Ao longo da sua primeira campanha, ela construiu outra reputação: de
disciplinadora. Durante uma parada em São Paulo, ela ordenou que dois
funcionários da sua campanha que não paravam de falar sentassem cada um
em um canto da suíte do hotel, para que ela pudesse se concentrar para
ler, dizem pessoas próximas à campanha.
Uma vez eleita, governou como uma gerente exigente. Esperava que os
assessores aparecessem rapidamente quando queria a presença deles. Um
assessor sênior lembra que, quando chamado, corria pelos corredores para
ir à sala da presidente, às vezes chegando lá sem ar.
Passar informações a ela se tornou uma tarefa arriscada. Ela memoriza
fluxos de estatísticas sobre o Brasil e assessores que ela considera
estarem mal preparados podem sofrer ásperas reprimendas. Funcionários de
alto escalão já saíram de sua sala trêmulos, e, pelo menos uma vez, um
deles saiu à beira das lágrimas diz uma pessoa que viu a cena.
Mas o estilo direto de Dilma não funcionou em meio à crise política. A
maioria do governo no Congresso começou a entrar em colapso este ano com
queixas inclusive de integrantes do PT de que ela não tinha conseguido
negociar com os principais parlamentares as legislações necessárias para
ajustar a economia. Em vez disso, ela enviou emissários para apresentar
suas metas, um gesto que muitos parlamentares consideraram arrogante.

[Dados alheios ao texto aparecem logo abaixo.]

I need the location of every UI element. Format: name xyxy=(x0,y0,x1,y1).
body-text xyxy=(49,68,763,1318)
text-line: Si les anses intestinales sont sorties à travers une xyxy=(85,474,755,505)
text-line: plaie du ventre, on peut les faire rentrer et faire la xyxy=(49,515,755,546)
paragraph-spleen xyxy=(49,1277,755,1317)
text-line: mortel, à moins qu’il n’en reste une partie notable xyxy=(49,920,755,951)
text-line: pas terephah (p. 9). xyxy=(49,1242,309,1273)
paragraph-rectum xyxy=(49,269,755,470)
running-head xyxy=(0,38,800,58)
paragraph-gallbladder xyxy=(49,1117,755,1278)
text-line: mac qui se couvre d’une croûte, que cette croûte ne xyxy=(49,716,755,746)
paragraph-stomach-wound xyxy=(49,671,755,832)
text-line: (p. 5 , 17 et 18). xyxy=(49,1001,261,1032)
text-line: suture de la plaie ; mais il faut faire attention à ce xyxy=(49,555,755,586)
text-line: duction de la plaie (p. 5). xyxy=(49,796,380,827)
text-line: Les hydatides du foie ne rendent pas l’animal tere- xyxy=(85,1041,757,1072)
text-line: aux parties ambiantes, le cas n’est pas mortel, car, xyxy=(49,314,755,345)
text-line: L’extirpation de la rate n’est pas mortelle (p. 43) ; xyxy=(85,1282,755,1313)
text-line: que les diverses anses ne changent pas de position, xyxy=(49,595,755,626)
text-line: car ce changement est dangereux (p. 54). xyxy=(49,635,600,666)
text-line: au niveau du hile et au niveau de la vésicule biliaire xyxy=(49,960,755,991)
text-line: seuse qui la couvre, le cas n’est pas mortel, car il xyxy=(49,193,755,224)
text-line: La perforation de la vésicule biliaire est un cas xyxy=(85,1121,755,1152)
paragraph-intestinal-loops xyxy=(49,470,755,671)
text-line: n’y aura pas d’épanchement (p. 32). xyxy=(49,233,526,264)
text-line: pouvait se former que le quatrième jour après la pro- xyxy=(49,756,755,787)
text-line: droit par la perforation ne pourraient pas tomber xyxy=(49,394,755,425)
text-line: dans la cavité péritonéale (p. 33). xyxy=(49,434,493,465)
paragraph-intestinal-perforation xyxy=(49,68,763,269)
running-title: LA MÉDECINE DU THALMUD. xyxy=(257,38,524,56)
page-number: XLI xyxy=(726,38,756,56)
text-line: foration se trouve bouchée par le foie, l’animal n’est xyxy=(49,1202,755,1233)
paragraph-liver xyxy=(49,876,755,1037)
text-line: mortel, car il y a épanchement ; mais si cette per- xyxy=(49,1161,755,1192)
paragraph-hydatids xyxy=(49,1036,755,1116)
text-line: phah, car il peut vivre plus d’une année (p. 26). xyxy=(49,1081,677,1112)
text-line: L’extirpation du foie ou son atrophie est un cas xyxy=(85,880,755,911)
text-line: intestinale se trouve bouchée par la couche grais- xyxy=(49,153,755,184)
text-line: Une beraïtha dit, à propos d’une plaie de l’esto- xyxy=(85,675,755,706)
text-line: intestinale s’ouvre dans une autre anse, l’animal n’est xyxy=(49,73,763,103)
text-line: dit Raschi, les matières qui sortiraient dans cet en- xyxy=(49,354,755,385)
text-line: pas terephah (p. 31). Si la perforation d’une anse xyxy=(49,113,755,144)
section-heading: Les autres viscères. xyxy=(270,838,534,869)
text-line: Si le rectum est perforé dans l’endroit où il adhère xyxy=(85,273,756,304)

Alguns dos retrocessos no Congresso podem ser um reflexo das
dificuldades da primeira líder mulher num cenário político brasileiro
dominado por homens, diz o Ministro da Justiça, José Eduardo Cardozo.
“Ela é forte e as pessoas ficam espantadas. É uma reação de macho.”
Mesmo se seu governo fracassar, a história provavelmente vai apontar
para problemas econômicos e corrupção, não para o seu gênero, dizem
analistas políticos. Dilma, porém, está acostumada a superar obstáculos,
dizem pessoas que a conhecem.
“Ela é uma lutadora e é apropriada para essa situação”, diz o filósofo
Roberto Mangabeira Unger, que há 30 anos conhece Dilma e em fevereiro
assumiu como ministro da Secretaria de Assuntos Estratégicos para
ajudá-la a “buscar novas ideias”.
Nos bastidores, Dilma permaneceu otimista e calma diante das pressões,
ajudando a tranquilizar seu gabinete, de acordo com o governador de
Minas Gerais pelo PT, Fernando Pimentel. “Ela é muito serena sob pressão
e está focando a equipe para resolver um problema de cada vez” para dar
uma virada na situação, diz Pimentel, que conhece Dilma desde os tempos
em que ambos participaram da militância esquerdista.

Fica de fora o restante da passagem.